All pairs (x,y) that satisfy the equation $xy+(x^3+y^3)/3=2007$

How we can find the all pairs $(x,y)$ from the integers numbers ,that satisfy the equation :

$$xy+\frac{x^3+y^3}{3} =2007$$

Observe that the equation is symmetric.

As $3|(x^3+y^3)$, either $(x,y)$ will be $(3a+1,3b-1)$, $(3a-1,3b+1)$ or $(3a,3b)$.

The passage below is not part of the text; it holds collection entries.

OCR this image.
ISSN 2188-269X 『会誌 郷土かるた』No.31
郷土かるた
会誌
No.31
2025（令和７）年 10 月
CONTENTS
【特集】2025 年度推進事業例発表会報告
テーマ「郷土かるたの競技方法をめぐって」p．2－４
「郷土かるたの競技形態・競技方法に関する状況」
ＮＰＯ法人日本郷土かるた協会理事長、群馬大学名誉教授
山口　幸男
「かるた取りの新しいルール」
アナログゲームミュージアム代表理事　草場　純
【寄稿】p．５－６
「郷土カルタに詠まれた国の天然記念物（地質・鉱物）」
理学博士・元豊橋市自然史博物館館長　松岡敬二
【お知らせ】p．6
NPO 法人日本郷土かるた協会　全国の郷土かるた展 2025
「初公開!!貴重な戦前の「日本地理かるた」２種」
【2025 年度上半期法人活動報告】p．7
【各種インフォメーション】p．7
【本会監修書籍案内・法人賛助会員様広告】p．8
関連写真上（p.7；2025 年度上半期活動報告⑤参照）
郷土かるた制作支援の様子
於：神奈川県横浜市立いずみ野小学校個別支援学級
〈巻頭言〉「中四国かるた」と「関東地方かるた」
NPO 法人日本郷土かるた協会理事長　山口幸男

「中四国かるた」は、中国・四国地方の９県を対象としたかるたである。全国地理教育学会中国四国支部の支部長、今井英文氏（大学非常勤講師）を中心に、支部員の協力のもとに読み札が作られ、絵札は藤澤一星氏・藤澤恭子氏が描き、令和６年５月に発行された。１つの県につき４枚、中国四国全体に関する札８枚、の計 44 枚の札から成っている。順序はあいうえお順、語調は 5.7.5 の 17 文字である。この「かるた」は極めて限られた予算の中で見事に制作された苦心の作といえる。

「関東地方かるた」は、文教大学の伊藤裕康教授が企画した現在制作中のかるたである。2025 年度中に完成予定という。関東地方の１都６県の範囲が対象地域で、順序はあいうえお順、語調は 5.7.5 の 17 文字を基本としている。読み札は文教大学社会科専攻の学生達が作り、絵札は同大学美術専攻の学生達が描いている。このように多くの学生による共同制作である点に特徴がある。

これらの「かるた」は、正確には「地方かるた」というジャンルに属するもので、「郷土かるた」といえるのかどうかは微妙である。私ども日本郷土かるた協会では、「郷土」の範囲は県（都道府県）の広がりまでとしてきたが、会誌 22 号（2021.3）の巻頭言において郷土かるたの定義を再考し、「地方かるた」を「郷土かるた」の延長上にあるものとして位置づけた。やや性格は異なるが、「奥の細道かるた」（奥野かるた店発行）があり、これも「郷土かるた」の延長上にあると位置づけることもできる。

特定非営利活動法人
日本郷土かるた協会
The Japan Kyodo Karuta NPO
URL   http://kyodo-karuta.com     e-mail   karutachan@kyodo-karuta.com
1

If $(x,y)$ is $(3a+1,3b-1)$, $\frac{x^3+y^3}{3}=3(3a^3+3b^3+3a^2-3b^2+a+b)$

So, 3 must divide $xy$ which is impossible as $xy=(3a+1)(3b-1)$

So, $(x,y)$ will be $(3a,3b)$.

So,$9(ab+a^3+b^3)=2007\implies a^3+b^3+ab=223$

Now, 223 is prime, so, $(a,b)=1$

If we think of solution in natural number, $a<7$ .

By trial (which is aided by $(a,b)=1$), $(a,b)$ is $(6,1)$ or $(1,6)$.

Let $x+y=a,xy=b$ then the equation is equivalent to $$a^3-3abc+3b=6021$$ or $$(a-1)(a^2+a+1-3b)=6020$$ Now it is easy to do.